Schipani
rassomiglia Cleone di Atene e Santerre di Parigi. Ripieno del più caldo zelo
per la rivoluzione, attissimo a far sulle scene il protagonista in una tragedia
di Bruto, fu eletto comandante di una spedizione destinata a passar nelle
Calabrie, cioè nelle due province le più difficili a ridursi ed a governarsi
per l'asprezza dei siti e per il carattere degli abitanti. Non avea seco che
ottocento uomini, ma essi erano tutti valorosi e di poco inferiori di numero
alla forza nemica.
Schipani
marcia: prende Rocca di Aspide, prende Sicignano. A Castelluccia trova della
gente riunita e fortificata in una terra posta sulla cima di un monte di
difficilissimo accesso.
Vi erano però
mille strade per ridurla. Castelluccia era una picciola terra, che potea senza
pericolo lasciarsi dietro. Egli dovea marciare diritto alle Calabrie, ove
eranvi diecimila patrioti che lo attendevano; ove Ruffo non era ancora molto
forte, ed andava tentando appena una controrivoluzione, di cui forse egli
stesso disperava; e, discacciato una volta Ruffo, tutte le insorgenze della
parte meridionale della nostra regione andavano a cedere. Ma Schipani non seppe
conoscere il nemico che dovea combattere, né seppe, come Scipione, trascurare
Annibale per vincere Cartagine.
Tutt'i luoghi
intorno a Castelluccia erano ripieni di amici della rivoluzione. Campagna,
Albanella, Controne, Postiglione, Capaccio, ecc., potevano dare più di tremila
uomini agguerriti: il commissario del Cilento ne avea già pronti altri
quattrocento, ed anche di più, se avesse voluto, ne avrebbe potuto riunire. Se
Schipani avesse avuto più moderato desiderio di combattere e di vincere, e se
prima di distruggere i nemici avesse pensato a rendersi sicuro degli amici, che
gli offerivano i loro soccorsi, avrebbe potuto facilmente formare una forza
infinitamente superiore a quella che dovea combattere.
Avrebbe potuto
ridurre Castelluccia per fame, poiché non avea provvisioni che per pochi
giorni: avrebbe potuto prenderla circondandola e battendola dalla cima di un
monte che la domina; e questo consiglio gli fu suggerito dai cittadini di
Albanella e della Rocca, che si offrirono volontari a tale impresa. Qual
disgrazia che tal consiglio non sia nato da se stesso nella mente di Schipani!
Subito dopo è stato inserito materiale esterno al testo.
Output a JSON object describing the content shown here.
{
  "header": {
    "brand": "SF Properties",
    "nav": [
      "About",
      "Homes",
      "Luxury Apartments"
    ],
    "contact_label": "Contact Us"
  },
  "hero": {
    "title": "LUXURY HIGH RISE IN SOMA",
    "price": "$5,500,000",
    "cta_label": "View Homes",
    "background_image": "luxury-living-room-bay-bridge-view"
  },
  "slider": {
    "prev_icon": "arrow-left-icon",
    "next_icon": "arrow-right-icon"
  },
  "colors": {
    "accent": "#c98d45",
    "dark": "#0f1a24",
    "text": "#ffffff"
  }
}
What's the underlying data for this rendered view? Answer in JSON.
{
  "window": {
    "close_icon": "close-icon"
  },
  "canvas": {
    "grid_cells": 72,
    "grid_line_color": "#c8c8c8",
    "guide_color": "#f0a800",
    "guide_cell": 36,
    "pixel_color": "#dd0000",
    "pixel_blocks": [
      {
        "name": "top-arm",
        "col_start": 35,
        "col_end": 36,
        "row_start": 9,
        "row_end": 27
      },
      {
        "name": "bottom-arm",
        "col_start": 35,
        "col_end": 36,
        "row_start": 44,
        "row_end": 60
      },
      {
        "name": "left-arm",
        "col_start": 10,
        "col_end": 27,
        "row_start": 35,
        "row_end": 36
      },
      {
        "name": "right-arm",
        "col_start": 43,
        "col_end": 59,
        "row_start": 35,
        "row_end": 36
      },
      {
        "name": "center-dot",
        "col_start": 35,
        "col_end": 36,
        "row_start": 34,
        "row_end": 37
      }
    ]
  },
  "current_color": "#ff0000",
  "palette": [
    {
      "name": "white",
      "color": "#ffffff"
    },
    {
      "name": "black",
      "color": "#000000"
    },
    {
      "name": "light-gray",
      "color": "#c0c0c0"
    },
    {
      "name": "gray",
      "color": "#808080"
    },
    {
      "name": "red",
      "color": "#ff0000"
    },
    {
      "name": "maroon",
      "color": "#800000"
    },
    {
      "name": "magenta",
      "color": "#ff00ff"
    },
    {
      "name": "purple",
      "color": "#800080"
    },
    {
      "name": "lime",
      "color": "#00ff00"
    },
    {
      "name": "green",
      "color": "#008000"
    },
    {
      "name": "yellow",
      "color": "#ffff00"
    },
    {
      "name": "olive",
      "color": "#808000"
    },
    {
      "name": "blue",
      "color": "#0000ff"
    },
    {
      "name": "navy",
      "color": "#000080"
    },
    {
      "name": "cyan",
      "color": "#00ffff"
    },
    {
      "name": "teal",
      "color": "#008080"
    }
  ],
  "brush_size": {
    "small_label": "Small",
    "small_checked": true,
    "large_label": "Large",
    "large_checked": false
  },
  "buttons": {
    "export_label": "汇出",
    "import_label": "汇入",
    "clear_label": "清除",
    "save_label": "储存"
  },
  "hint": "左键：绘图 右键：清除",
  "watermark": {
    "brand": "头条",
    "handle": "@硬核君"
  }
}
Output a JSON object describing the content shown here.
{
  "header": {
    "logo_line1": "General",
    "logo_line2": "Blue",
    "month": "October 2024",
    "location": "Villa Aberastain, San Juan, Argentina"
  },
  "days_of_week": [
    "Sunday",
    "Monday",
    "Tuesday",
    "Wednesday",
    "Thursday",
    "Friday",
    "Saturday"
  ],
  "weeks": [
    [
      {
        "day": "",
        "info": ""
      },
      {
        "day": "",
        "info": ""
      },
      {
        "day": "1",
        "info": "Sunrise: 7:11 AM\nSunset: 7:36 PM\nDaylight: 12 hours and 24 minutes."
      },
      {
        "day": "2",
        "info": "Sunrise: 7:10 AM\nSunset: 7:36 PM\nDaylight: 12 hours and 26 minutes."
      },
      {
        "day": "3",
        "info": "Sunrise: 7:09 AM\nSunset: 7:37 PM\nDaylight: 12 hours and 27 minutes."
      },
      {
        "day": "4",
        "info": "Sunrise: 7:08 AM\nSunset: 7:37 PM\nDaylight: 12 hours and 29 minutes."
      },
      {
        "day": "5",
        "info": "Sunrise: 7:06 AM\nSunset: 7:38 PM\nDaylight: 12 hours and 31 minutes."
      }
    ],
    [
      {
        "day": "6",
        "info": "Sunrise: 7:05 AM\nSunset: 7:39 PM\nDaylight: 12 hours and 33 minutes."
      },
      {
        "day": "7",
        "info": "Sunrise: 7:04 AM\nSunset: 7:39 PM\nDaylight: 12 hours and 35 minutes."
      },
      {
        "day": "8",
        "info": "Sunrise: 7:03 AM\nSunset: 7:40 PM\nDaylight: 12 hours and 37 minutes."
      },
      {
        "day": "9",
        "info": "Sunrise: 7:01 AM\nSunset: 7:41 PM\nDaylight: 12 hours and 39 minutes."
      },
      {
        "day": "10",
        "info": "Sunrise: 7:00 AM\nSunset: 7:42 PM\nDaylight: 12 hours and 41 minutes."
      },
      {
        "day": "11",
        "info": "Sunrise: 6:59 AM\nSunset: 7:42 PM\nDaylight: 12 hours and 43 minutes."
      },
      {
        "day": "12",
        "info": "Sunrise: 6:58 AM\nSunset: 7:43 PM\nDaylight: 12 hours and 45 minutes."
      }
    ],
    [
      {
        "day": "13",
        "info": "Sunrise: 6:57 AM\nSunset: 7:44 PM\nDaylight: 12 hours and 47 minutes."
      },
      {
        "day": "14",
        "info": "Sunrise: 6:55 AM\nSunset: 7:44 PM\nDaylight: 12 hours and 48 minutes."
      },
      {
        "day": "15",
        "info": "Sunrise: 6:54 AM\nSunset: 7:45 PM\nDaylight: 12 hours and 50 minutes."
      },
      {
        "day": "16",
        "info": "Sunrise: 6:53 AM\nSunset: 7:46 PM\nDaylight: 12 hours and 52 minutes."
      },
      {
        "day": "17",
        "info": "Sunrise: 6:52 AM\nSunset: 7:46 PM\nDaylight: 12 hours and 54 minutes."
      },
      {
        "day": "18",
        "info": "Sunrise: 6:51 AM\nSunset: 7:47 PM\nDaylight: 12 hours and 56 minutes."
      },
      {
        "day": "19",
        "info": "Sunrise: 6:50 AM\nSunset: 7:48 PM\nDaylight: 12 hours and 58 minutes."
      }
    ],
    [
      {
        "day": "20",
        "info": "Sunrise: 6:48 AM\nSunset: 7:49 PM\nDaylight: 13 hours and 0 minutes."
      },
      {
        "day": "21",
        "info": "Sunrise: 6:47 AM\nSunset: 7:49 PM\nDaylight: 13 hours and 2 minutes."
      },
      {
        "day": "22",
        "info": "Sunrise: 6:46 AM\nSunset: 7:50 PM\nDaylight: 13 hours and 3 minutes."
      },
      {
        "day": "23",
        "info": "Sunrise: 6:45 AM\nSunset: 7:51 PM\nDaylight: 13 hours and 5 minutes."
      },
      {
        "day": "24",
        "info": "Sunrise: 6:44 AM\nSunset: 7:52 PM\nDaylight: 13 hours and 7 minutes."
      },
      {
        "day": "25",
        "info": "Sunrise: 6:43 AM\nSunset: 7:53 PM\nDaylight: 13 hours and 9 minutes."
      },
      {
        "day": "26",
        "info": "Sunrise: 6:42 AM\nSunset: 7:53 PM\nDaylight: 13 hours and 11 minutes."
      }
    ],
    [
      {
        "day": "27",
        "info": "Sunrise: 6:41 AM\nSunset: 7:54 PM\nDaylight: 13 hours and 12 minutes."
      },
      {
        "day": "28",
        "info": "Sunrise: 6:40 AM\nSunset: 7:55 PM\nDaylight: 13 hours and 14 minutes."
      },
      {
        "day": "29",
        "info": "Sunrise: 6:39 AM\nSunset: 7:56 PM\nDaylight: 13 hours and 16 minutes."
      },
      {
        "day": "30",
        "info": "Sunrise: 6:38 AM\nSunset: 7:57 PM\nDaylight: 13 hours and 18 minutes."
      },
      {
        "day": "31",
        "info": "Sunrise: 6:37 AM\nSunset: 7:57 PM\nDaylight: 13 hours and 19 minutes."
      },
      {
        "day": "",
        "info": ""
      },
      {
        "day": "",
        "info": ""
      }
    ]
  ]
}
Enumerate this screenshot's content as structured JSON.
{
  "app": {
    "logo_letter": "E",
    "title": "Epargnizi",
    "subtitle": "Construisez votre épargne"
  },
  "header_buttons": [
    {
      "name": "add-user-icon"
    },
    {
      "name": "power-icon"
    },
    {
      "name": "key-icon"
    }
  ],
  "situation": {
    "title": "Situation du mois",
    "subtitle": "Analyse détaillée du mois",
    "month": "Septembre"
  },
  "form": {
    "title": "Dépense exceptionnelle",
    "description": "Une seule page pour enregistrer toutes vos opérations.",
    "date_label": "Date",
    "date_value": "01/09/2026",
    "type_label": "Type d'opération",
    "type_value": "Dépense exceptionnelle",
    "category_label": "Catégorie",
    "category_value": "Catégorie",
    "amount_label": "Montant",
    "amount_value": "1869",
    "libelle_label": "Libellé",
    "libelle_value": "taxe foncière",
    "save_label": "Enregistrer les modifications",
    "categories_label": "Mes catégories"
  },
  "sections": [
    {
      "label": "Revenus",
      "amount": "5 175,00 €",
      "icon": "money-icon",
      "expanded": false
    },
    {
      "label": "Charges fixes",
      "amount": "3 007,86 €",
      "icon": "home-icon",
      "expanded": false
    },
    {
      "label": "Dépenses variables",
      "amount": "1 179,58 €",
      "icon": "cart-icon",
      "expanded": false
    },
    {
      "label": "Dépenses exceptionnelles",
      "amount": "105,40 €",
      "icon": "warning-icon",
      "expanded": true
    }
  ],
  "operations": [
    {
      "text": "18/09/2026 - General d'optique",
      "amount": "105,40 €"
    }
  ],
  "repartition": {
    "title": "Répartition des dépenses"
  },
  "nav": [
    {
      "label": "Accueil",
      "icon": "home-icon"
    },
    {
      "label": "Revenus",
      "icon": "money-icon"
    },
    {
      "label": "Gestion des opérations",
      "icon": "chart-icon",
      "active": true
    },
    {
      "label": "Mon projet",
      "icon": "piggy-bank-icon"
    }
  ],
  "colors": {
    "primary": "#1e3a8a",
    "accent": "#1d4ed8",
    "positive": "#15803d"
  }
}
Egli avea un'idea romanzesca della gloria, e riputava viltà il seguire un
consiglio che non fosse suo.
Questo suo
carattere fece sì che ricusasse l'offerta dei castelluccesi, i quali volean
rendersi, a condizione però che la truppa non fosse entrata nella terra; e
l'altra, offertagli da Sciarpa, capo di tutta quella insorgenza, di voler unire
le sue truppe alle truppe della repubblica, purché gli si fosse dato un
compenso43. Schipani rispose come Goffredo:
Guerreggio in Asia, e non vi
cambio o merco.
Questo stesso
carattere gli fece immaginare un piano d'assalto della Castelluccia da quel
lato appunto per lo quale il prenderla era impossibile. I nostri fecero prodigi
di valore. Il nemico, forte per la sua situazione, distrusse la nostra truppa
colle pietre. Schipani fu costretto a ritirarsi; e, cadendo in un momento
dall'audacia nella disperazione, la sua ritirata fu quasi una fuga.
La spedizione
diretta da Schipani dovea esser comandata dal valoroso Pignatelli di Strongoli.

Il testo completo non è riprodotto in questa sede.